Monday, Jan. 26, 1953
In Re Morse
When Majority Leader Bob Taft and Minority Leader Lyndon Johnson proposed their nominees for committee membership in the Senate last week, one name was conspicuously absent. Oregon's Senator Wayne Morse, who walked out of the Republican Party during the presidential campaign, was not on either list. What's more, all committee places were filled, except for two gaping G.O.P. vacancies on the Public Works and District of Columbia committees, the Limbo of the Senate.
With the stage thus set, Morse nominated himself for a seat on the Armed Services Committee. Never before had a Senator made such a proposal. No one knew just what to do.

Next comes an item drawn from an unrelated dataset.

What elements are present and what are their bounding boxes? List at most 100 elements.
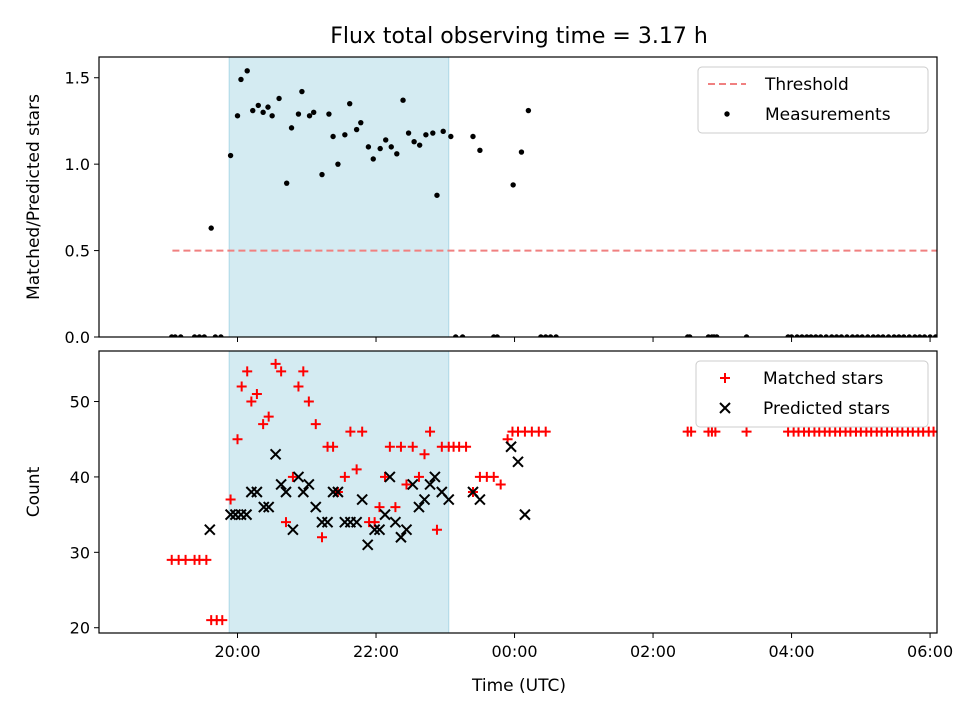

After four hours of bouncing from parliamentary inquiry to point of order, the votes were finally counted. Only seven Senators had voted to seat Morse and 81 had voted against him. This comeuppance was promptly interpreted as Republican "discipline," but the Democrats, whose presidential candidate Morse had supported, were more responsible for his plight than the G.O.P. Morse had insisted that he didn't want the Republicans to assign him to committees. Nevertheless, G.O.P. leaders at one point proposed that the Armed Services and Labor committees be enlarged to reseat Morse and to add another Republican, thus assuring G.O.P. control of all committees. The Democratic leadership flatly refused.